In Boston in 1689, rebels tossed Andros and other English officials in jail, destroyed the Dominion of New England, and reestablished the former charter government. New Yorkers followed the Massachusetts example. Under the leadership of Jacob Leisler, rebels seized the royal governor in 1689 and ruled the colony for more than a year. That same year in Maryland, the Protestant Association, led by John Coode, overthrew the colony’s pro-Catholic government, fearing it would not recognize the new Protestant king.

But these rebel governments did not last. When King William III’s governor of New York arrived in 1691, he executed Leisler for treason. Coode’s men ruled Maryland until the new royal governor arrived in 1692 and ended both Coode’s rebellion and Lord Baltimore’s proprietary government. In Massachusetts, John Winthrop’s city on a hill became another royal colony in 1691. The new charter said that the governor of the colony would be appointed by the king rather than elected by the colonists’ representatives. But perhaps the most unsettling change was the new qualification for voting. Possession of property replaced church membership as a prerequisite for voting in colony-wide elections. Wealth replaced God’s grace as the defining characteristic of Massachusetts citizenship.

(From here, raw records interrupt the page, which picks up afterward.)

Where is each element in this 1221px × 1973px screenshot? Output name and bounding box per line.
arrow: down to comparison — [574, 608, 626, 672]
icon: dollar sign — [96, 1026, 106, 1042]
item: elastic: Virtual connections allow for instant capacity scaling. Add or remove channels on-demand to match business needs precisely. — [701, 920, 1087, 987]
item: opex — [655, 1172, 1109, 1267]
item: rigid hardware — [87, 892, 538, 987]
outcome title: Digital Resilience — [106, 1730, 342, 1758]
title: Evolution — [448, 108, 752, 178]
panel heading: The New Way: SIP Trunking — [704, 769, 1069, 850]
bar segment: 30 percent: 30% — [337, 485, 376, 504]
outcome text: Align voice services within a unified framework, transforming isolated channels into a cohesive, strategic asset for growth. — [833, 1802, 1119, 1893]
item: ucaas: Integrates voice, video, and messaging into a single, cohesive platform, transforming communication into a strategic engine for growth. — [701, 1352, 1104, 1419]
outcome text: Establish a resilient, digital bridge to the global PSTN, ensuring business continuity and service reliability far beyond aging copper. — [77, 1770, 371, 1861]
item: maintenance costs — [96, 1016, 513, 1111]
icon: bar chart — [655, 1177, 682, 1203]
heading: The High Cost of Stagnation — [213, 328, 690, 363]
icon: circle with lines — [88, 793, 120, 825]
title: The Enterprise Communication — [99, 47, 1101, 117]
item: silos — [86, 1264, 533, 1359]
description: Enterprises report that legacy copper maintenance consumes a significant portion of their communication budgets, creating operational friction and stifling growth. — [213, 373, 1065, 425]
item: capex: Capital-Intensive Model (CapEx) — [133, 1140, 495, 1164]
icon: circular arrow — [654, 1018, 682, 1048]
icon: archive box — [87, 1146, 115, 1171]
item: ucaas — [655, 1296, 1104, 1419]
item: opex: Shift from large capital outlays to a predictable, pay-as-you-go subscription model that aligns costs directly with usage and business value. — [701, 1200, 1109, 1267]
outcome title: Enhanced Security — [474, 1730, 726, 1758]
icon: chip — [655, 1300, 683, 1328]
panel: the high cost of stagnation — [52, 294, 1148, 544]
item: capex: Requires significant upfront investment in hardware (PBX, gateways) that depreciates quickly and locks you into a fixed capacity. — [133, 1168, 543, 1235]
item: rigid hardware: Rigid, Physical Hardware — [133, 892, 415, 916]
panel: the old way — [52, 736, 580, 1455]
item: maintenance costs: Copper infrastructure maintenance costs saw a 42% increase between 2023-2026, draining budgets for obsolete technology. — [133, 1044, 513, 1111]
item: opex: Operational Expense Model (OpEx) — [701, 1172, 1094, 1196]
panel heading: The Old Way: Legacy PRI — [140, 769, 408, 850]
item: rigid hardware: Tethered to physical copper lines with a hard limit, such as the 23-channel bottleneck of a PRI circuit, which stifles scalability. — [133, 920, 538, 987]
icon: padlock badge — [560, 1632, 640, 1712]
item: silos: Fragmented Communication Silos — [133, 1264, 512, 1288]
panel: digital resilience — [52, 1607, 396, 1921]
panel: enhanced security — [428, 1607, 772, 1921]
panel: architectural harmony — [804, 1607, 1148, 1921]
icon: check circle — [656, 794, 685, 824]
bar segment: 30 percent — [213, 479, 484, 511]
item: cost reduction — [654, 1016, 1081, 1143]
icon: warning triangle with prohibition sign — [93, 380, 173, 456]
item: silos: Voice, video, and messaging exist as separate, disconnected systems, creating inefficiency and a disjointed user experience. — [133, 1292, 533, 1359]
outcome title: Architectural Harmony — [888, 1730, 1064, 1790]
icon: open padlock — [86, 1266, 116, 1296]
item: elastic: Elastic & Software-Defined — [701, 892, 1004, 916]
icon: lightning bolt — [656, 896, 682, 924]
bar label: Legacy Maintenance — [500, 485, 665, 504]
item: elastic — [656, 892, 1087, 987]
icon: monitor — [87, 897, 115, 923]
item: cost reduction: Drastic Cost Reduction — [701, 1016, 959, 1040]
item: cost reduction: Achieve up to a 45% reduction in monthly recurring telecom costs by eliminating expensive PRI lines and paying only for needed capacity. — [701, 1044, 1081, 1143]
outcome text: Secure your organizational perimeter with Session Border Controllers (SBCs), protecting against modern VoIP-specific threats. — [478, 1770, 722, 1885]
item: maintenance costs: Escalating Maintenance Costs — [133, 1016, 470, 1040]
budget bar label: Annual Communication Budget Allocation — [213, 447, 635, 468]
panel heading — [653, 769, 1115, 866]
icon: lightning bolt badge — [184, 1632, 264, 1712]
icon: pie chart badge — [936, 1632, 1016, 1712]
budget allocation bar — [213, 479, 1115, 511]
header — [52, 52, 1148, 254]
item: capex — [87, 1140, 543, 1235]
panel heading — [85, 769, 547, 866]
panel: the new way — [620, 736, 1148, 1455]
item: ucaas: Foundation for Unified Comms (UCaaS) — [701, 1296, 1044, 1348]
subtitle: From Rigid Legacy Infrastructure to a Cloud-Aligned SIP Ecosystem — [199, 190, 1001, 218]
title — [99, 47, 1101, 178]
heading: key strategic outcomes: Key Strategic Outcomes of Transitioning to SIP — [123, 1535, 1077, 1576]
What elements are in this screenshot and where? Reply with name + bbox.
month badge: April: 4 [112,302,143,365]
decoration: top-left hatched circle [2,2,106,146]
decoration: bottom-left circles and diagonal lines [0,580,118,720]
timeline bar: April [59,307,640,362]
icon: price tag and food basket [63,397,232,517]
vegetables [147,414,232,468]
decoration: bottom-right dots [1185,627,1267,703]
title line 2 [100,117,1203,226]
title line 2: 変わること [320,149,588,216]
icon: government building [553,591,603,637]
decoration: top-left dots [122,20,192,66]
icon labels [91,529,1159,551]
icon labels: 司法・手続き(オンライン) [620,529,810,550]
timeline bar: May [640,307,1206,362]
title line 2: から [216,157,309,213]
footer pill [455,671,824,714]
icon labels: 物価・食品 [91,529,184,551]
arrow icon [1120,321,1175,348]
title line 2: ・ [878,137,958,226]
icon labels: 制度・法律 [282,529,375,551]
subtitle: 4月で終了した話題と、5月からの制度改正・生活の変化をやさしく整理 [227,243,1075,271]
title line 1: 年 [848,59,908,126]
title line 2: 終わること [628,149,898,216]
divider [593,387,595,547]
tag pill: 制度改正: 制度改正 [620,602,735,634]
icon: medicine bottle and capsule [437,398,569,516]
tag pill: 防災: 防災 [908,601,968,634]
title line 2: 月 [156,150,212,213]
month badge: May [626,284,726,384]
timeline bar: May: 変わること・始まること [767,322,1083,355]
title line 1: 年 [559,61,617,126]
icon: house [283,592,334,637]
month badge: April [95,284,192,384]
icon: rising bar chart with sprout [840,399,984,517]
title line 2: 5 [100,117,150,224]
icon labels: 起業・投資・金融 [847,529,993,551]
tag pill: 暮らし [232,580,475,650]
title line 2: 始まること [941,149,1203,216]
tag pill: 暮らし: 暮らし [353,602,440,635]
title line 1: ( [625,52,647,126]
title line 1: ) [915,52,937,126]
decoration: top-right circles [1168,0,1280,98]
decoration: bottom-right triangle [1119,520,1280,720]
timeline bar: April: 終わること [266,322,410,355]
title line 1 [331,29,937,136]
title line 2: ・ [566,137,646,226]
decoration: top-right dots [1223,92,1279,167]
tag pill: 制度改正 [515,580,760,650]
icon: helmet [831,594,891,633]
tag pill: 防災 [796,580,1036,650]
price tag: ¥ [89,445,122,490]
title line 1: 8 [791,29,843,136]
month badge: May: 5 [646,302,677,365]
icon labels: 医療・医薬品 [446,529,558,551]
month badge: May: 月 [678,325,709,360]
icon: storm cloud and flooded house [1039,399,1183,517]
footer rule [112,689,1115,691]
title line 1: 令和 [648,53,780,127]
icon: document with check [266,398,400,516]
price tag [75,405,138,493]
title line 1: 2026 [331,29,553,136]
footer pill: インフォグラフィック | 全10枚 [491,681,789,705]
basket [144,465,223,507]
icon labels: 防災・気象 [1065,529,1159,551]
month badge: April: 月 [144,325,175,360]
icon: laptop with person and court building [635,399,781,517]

Much as colonists chafed under increasing royal control, they still valued English protection from hostile neighbors. Colonists worried that the Catholic colony of New France menaced frontier regions by encouraging Indian raids and by competing for the lucrative fur trade. (See “Beyond America’s Borders.”) Although French leaders tried to buttress the military strength of New France during the last third of the seventeenth century to block the expansion of the English colonies, most of the military efforts mustered by New France focused on defending against attacks by the powerful Iroquois. However, when the English colonies were distracted by the Glorious Revolution, French forces from the fur-trading regions along the Great Lakes and in Canada attacked villages in New England and New York. Known as King William’s War, the conflict with the French was a colonial outgrowth of William’s war against France in Europe. The war dragged on until 1697 and ended inconclusively in both Europe and the colonies. But it made clear to many colonists that along with English royal government came a welcome measure of military security.

REVIEW Why did the Glorious Revolution in England lead to uprisings in the American colonies?